Славский отправился от ранения уже после того, как когда из Москвы прибыл специальный поезд с членами Совнаркома разбираться с разложением Конармии. Самая «погромная» 6‐я дивизия была окружена и частично разоружена той самой Особой бригадой, где сражался Славский. Сто десять будённовцев (по некоторым данным – вчетверо больше) были расстреляны по приговору ревтрибунала.

Ефим присоединился к своей бригаде, когда та в составе Конармии прорывалась с Каховского плацдарма в Крым, добивая остатки белой армии под командованием Врангеля. Интересно, что важной силой по овладению полуостровом стала «армия Махно», вновь заключившего союз с большевиками. Но командующий Южфронта Михаил Фрунзе махновцам не доверял. По воспоминаниям сотрудника Николаевской ГубЧК Марка Спектора, крымская группа под командованием ближайшего сподвижника батьки Махно Семёна Каретникова «как бы контролировалась с флангов 15‐й стрелковой дивизией и Особой кавалерийской бригадой 1‐й конной» [72].

В дальнейшем Славскому придется еще два года «иметь дело» с бывшими сослуживцами – «гуляйпольцами», отслеживая и вылавливая умело ускользавших махновцев по хуторам и плавням. Об этом этапе, он, впрочем, также не слишком любил вспоминать.

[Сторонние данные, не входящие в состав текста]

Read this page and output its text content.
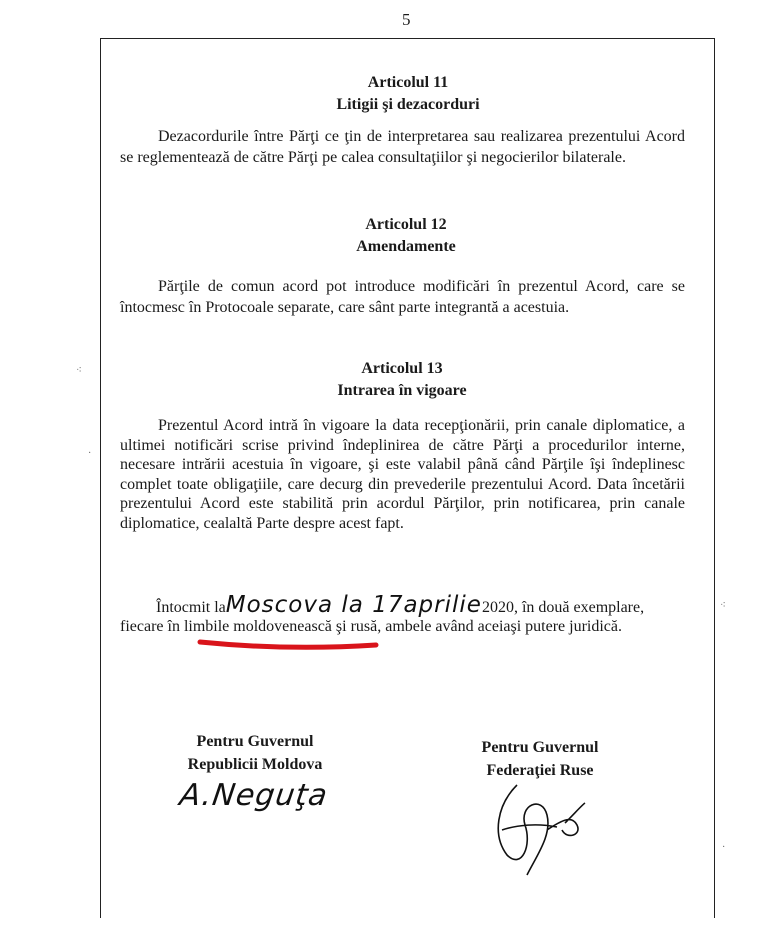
5
Articolul 11
Litigii şi dezacorduri
Dezacordurile între Părţi ce ţin de interpretarea sau realizarea prezentului Acord se reglementează de către Părţi pe calea consultaţiilor şi negocierilor bilaterale.
Articolul 12
Amendamente
Părţile de comun acord pot introduce modificări în prezentul Acord, care se întocmesc în Protocoale separate, care sânt parte integrantă a acestuia.
Articolul 13
Intrarea în vigoare
Prezentul Acord intră în vigoare la data recepţionării, prin canale diplomatice, a ultimei notificări scrise privind îndeplinirea de către Părţi a procedurilor interne, necesare intrării acestuia în vigoare, şi este valabil până când Părţile îşi îndeplinesc complet toate obligaţiile, care decurg din prevederile prezentului Acord. Data încetării prezentului Acord este stabilită prin acordul Părţilor, prin notificarea, prin canale diplomatice, cealaltă Parte despre acest fapt.
Întocmit laMoscova la 17aprilie2020, în două exemplare,
fiecare în limbile moldovenească şi rusă, ambele având aceiaşi putere juridică.
Pentru Guvernul
Republicii Moldova
A.Neguţa
Pentru Guvernul
Federaţiei Ruse
⁖
·
⁖
·
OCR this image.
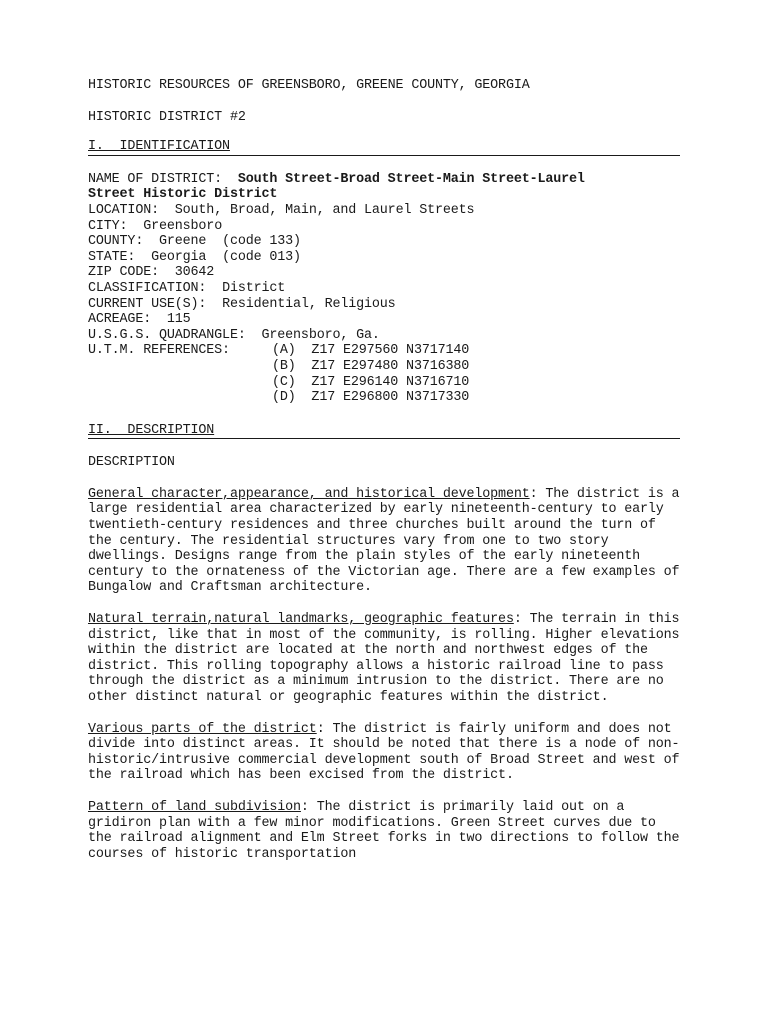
HISTORIC RESOURCES OF GREENSBORO, GREENE COUNTY, GEORGIA
HISTORIC DISTRICT #2
I.  IDENTIFICATION
NAME OF DISTRICT: South Street-Broad Street-Main Street-Laurel
Street Historic District
LOCATION: South, Broad, Main, and Laurel Streets
CITY: Greensboro
COUNTY: Greene  (code 133)
STATE: Georgia  (code 013)
ZIP CODE: 30642
CLASSIFICATION: District
CURRENT USE(S): Residential, Religious
ACREAGE: 115
U.S.G.S. QUADRANGLE: Greensboro, Ga.
U.T.M. REFERENCES:	(A)  Z17 E297560 N3717140
(B)  Z17 E297480 N3716380
(C)  Z17 E296140 N3716710
(D)  Z17 E296800 N3717330
II.  DESCRIPTION
DESCRIPTION

General character,appearance, and historical development: The district is a large residential area characterized by early nineteenth-century to early twentieth-century residences and three churches built around the turn of the century. The residential structures vary from one to two story dwellings. Designs range from the plain styles of the early nineteenth century to the ornateness of the Victorian age. There are a few examples of Bungalow and Craftsman architecture.

Natural terrain,natural landmarks, geographic features: The terrain in this district, like that in most of the community, is rolling. Higher elevations within the district are located at the north and northwest edges of the district. This rolling topography allows a historic railroad line to pass through the district as a minimum intrusion to the district. There are no other distinct natural or geographic features within the district.

Various parts of the district: The district is fairly uniform and does not divide into distinct areas. It should be noted that there is a node of non-historic/intrusive commercial development south of Broad Street and west of the railroad which has been excised from the district.

Pattern of land subdivision: The district is primarily laid out on a gridiron plan with a few minor modifications. Green Street curves due to the railroad alignment and Elm Street forks in two directions to follow the courses of historic transportation
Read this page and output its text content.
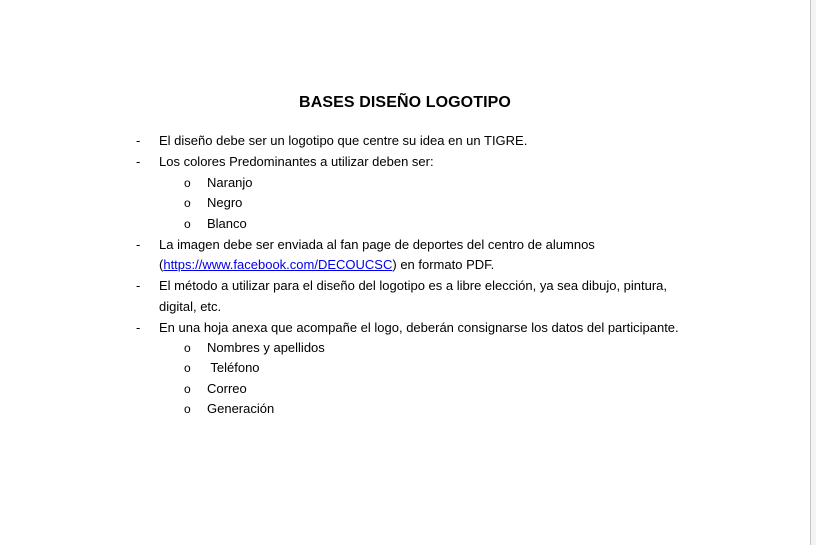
BASES DISEÑO LOGOTIPO
- El diseño debe ser un logotipo que centre su idea en un TIGRE.
- Los colores Predominantes a utilizar deben ser:
o Naranjo
o Negro
o Blanco
- La imagen debe ser enviada al fan page de deportes del centro de alumnos
(https://www.facebook.com/DECOUCSC) en formato PDF.
- El método a utilizar para el diseño del logotipo es a libre elección, ya sea dibujo, pintura,
digital, etc.
- En una hoja anexa que acompañe el logo, deberán consignarse los datos del participante.
o Nombres y apellidos
o Teléfono
o Correo
o Generación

В России судьба выкидывает с людьми порой парадоксальные сближения – «через годы, через расстояния». Особенно если жить долго. Тогда в двадцатом, в ожесточенных боях за Крым на Чонгарских укреплениях, на Перекопе, ставший уже комиссаром эскадрона Славский вполне мог повстречаться со своим будущим коллегой по Атомному проекту и близким другом физиком-«атомщиком» академиком Анатолием Александровым.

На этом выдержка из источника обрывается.